The errors are small rounding errors that maybe don't have any serious implications right now. But the larger models get and the more operations and cores it takes to train them the more the rounding errors creep up.

fl7305 · on April 8, 2023

> Multi-core math on GPU and CPU is non-deterministic for performance and scheduling reasons.

Ok, I see what you mean.

I can see how that could be the case. It depends on how the software is designed.

Now that I looked up it, I was surprised to see that PyTorch may generate non-reproducible results: https://pytorch.org/docs/stable/notes/randomness.html

But it looks like the sources of non-determinism in PyTorch are known, and can be avoided with a lot of work and loss of performance?

And for the general case, I don't think it's impossible to write deterministic code for multi-core processors?

> The errors are small rounding errors

But rounding errors don't imply non-deterministic answers, right? Just that the answer is different from the true answer?

Calculating the square root of 2 will have a rounding error with 32-bit floating point, but are you saying that you'll get different bit patterns in your FP32 due to rounding errors?

fl7305 · on April 7, 2023

Thanks for saving me the time to write the same reply :)

To expand a bit:

I can write simple image processing code that will find lines in an image.
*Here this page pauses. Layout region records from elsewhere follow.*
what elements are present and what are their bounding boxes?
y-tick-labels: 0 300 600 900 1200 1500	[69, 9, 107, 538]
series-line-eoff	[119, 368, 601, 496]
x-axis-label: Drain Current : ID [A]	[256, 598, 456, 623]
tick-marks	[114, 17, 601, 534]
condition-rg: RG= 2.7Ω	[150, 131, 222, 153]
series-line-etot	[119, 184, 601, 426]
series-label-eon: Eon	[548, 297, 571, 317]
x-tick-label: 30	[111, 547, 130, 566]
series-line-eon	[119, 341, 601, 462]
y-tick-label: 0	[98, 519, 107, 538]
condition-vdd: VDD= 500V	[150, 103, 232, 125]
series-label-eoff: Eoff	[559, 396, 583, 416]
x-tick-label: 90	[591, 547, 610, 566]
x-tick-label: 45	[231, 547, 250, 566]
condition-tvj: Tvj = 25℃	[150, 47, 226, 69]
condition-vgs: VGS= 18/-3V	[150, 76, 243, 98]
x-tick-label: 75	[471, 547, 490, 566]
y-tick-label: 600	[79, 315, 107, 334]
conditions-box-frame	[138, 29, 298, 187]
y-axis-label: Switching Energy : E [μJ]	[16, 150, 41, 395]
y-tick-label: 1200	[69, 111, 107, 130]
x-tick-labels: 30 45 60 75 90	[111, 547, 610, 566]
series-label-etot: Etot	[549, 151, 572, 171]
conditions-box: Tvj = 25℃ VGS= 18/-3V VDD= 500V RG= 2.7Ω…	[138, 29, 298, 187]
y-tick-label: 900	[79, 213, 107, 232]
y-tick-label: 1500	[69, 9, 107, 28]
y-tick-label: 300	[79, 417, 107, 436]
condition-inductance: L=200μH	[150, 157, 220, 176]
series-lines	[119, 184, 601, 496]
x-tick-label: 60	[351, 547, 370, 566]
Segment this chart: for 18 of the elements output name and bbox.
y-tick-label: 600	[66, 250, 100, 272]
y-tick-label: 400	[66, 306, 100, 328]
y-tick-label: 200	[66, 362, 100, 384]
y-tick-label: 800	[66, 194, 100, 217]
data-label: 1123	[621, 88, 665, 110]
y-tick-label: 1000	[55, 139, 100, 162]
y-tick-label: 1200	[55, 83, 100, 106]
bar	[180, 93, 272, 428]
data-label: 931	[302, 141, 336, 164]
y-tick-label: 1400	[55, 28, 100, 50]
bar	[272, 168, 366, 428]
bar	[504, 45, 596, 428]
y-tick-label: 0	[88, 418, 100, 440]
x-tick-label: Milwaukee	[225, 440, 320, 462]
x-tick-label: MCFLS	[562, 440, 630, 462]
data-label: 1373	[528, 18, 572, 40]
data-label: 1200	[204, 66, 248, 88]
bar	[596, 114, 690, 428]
But I can't write the code to perform OCR (optical character recognition).

However, in the early 90's, I wrote a simple C program that trained a neural network to perform OCR. It was a toy project that took a weekend.

There are many things where I could train a neural network to do something, but couldn't write explicit source code to perform the same task.

If you (chlorion) look up "genetic algorithms", you'll find many clear examples of where very impressive algorithms were evolved using a simple training program.

chlorion · on April 8, 2023

So I reread here and I think I misunderstood what you meant.

I meant that the process of generating the models, and otherwise interacting with them are regular programs. The model itself is I guess more like a database or something, but it too is just regular data.

The original thing I was replying to was claiming that the process in general was "not a program", as if there was some magic thing going on that made the model different from output of other programs, or the training was somehow magical. (that is how I read it at least)

chlorion · on April 7, 2023

If they aren't programs, how do they run on computers?

CPUs and GPUs physically cannot do anything other than execute programs which are encoded into bytecode.

What you are describing is that the language model is "magic" and breaks the laws of physics. I don't believe in magic personally though.